Review code provided by Klei Entertainment.
Ninjas make anything cool. This is fact. Games about ninjas tend to be cool. Mark of the Ninja Remastered is one such game. But how cool is it? Quite, actually.
Mark of the Ninja follows the story of a nameless ninja—but he gets the moniker of ‘Champion’ from some characters. In modern times, the evil corporate figure Count Karajan attacks the Hisomu clan with his private military group, and the Champion must embark on a journey to claim his head alongside a companion known as Ora. To aid in this quest, the protagonist has received the eponymous Mark of the Ninja, a tattoo which grants superhuman abilities at the expense of their sanity; madness enhancement, if you will. As the plot progresses alongside the effect of said madness, things get…complicated.
You’ve certainly heard this kind of story before, but to its credit, the story gives its all to be engaging and well-paced, with surprisingly good cutscenes and voice acting. Every stage has a short cutscene to set the mood very well, and even after the level begins dialogue is plenty, most of it being Ora functioning as the exposition/tutorial fairy. For a remarkably simple plot, it’s delivery is better than what it has the right to be.

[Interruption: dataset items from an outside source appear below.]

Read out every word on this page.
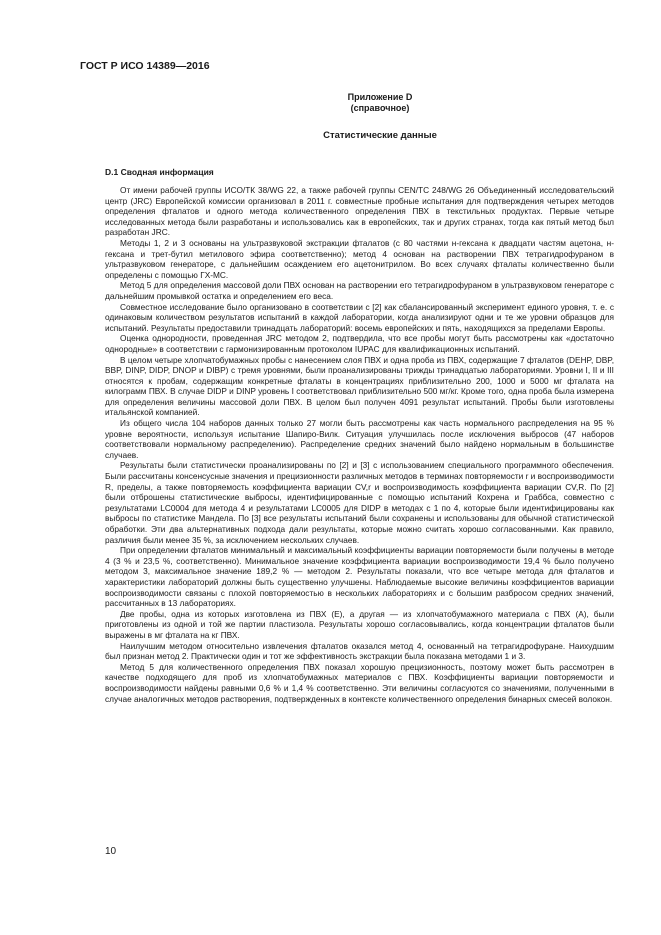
ГОСТ Р ИСО 14389—2016
Приложение D
(справочное)
Статистические данные
D.1 Сводная информация

От имени рабочей группы ИСО/ТК 38/WG 22, а также рабочей группы CEN/TC 248/WG 26 Объединенный исследовательский центр (JRC) Европейской комиссии организовал в 2011 г. совместные пробные испытания для подтверждения четырех методов определения фталатов и одного метода количественного определения ПВХ в текстильных продуктах. Первые четыре исследованных метода были разработаны и использовались как в европейских, так и других странах, тогда как пятый метод был разработан JRC.

Методы 1, 2 и 3 основаны на ультразвуковой экстракции фталатов (с 80 частями н-гексана к двадцати частям ацетона, н-гексана и трет-бутил метилового эфира соответственно); метод 4 основан на растворении ПВХ тетрагидрофураном в ультразвуковом генераторе, с дальнейшим осаждением его ацетонитрилом. Во всех случаях фталаты количественно были определены с помощью ГХ-МС.

Метод 5 для определения массовой доли ПВХ основан на растворении его тетрагидрофураном в ультразвуковом генераторе с дальнейшим промывкой остатка и определением его веса.

Совместное исследование было организовано в соответствии с [2] как сбалансированный эксперимент единого уровня, т. е. с одинаковым количеством результатов испытаний в каждой лаборатории, когда анализируют одни и те же уровни образцов для испытаний. Результаты предоставили тринадцать лабораторий: восемь европейских и пять, находящихся за пределами Европы.

Оценка однородности, проведенная JRC методом 2, подтвердила, что все пробы могут быть рассмотрены как «достаточно однородные» в соответствии с гармонизированным протоколом IUPAC для квалификационных испытаний.

В целом четыре хлопчатобумажных пробы с нанесением слоя ПВХ и одна проба из ПВХ, содержащие 7 фталатов (DEHP, DBP, BBP, DINP, DIDP, DNOP и DIBP) с тремя уровнями, были проанализированы трижды тринадцатью лабораториями. Уровни I, II и III относятся к пробам, содержащим конкретные фталаты в концентрациях приблизительно 200, 1000 и 5000 мг фталата на килограмм ПВХ. В случае DIDP и DINP уровень I соответствовал приблизительно 500 мг/кг. Кроме того, одна проба была измерена для определения величины массовой доли ПВХ. В целом был получен 4091 результат испытаний. Пробы были изготовлены итальянской компанией.

Из общего числа 104 наборов данных только 27 могли быть рассмотрены как часть нормального распределения на 95 % уровне вероятности, используя испытание Шапиро-Вилк. Ситуация улучшилась после исключения выбросов (47 наборов соответствовали нормальному распределению). Распределение средних значений было найдено нормальным в большинстве случаев.

Результаты были статистически проанализированы по [2] и [3] с использованием специального программного обеспечения. Были рассчитаны консенсусные значения и прецизионности различных методов в терминах повторяемости r и воспроизводимости R, пределы, а также повторяемость коэффициента вариации CV,r и воспроизводимость коэффициента вариации CV,R. По [2] были отброшены статистические выбросы, идентифицированные с помощью испытаний Кохрена и Граббса, совместно с результатами LC0004 для метода 4 и результатами LC0005 для DIDP в методах с 1 по 4, которые были идентифицированы как выбросы по статистике Мандела. По [3] все результаты испытаний были сохранены и использованы для обычной статистической обработки. Эти два альтернативных подхода дали результаты, которые можно считать хорошо согласованными. Как правило, различия были менее 35 %, за исключением нескольких случаев.

При определении фталатов минимальный и максимальный коэффициенты вариации повторяемости были получены в методе 4 (3 % и 23,5 %, соответственно). Минимальное значение коэффициента вариации воспроизводимости 19,4 % было получено методом 3, максимальное значение 189,2 % — методом 2. Результаты показали, что все четыре метода для фталатов и характеристики лабораторий должны быть существенно улучшены. Наблюдаемые высокие величины коэффициентов вариации воспроизводимости связаны с плохой повторяемостью в нескольких лабораториях и с большим разбросом средних значений, рассчитанных в 13 лабораториях.

Две пробы, одна из которых изготовлена из ПВХ (E), а другая — из хлопчатобумажного материала с ПВХ (A), были приготовлены из одной и той же партии пластизола. Результаты хорошо согласовывались, когда концентрации фталатов были выражены в мг фталата на кг ПВХ.

Наилучшим методом относительно извлечения фталатов оказался метод 4, основанный на тетрагидрофуране. Наихудшим был признан метод 2. Практически один и тот же эффективность экстракции была показана методами 1 и 3.

Метод 5 для количественного определения ПВХ показал хорошую прецизионность, поэтому может быть рассмотрен в качестве подходящего для проб из хлопчатобумажных материалов с ПВХ. Коэффициенты вариации повторяемости и воспроизводимости найдены равными 0,6 % и 1,4 % соответственно. Эти величины согласуются со значениями, полученными в случае аналогичных методов растворения, подтвержденных в контексте количественного определения бинарных смесей волокон.

10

The simplest way to describe Mark of the Ninja is Metal Gear but with ninjas. No, really. You hide in the shadows, you take down enemies silently, you crawl in vents, you get around laser tripwires, hide bodies, distract guards with suspicious noise, upgrade your stuff like in later games, point is, if you are a stealth game veteran than most of this will click real soon with you.
But of course, Mark of the Ninja has its own unique traits as well. Being a ninja, the Champion is blessed with far more mobility than your Snakes and Sam Fishers, being able to scale and jump off walls, quickly grapple to high vantage points, and run at the expense of being louder. Certain spots let the champion dangle from a chain like Spider Man, granting more options for stealth kills or objective completion. Levels are meticulously designed around this mobility, offering multiple options for getting from Point A to B. And that’s without the gadgets, which are your standard stealth fare. Throwing knives for destroying lights, distracting guards and causing noise. Actual noise makers that distract guards even harder. Smoke bombs for clearing lasers and escaping enemies in a pinch. Spike traps for guard elimination, and more.
Having this amount of options gives the game a huge amount of variety in terms of how you want to complete it, and there’s clearly some excellent thought put into it. Are you a pacifist or genocidal ninja? There’s bonuses for either. Do you like to explore? There’s hidden artifacts to collect, challenge level entrances to find, and ways to exploit the environment. Are you one for specific bonus objectives? Each level has three and completing them will be needed for upgrades. Mark of the Ninja covers its bases and then some.
All of this is complemented by perfect control. When you die or make a mission failing mistake, it’s on you. Everything has been designed for you to master and experiment with as you go along. A difficult but rewarding to master gameplay system makes Mark of the Ninja very addicting and fun, an impressive feat for a stealth game.
You may have seen this coming already, but Mark of the Ninja’s presentation is drop dead gorgeous. The visuals almost look like they’re ripped straight out of the works of Genndy Tartakovsky; better known as the creative genius behind Samurai Jack. And the effort cannot be understated, as it makes a game that’s already fun to play a marvel to simply look at.
The audio deserves praise as well. There’s little music in Mark of the Ninja, but it makes up for this with incredible ambience. Sound mixing is done in a way that makes the atmosphere of sneaking around incredibly tense, making your hands sweat as you sneak around and selling the overall tone of this quest. It all pays off if (and when) you mess up and get spotted; it’s legitimately heart pounding once the alert music plays and you’re scrambling to hide. Amazing.
One knock against the game overall would be the framerate. It works; but it’s inconsistent. Cutscenes run at 60 FPS while the actual game runs at 30. The game is well constructed enough that it’s forgivable, but the dissonance is rather glaring, and something that should be fixed with a patch.
The jury seems to be obvious on this one given what’s been said up until now. If you’re searching for not just great stealth games, but great games in general on the Switch, then Mark of the Ninja Remastered is a must buy. It’s fun, it’s fun to look at, the story is better than it has a right to be and there’s replay value after you beat the game. Among the smaller titles on the eShop, this is a definite standout.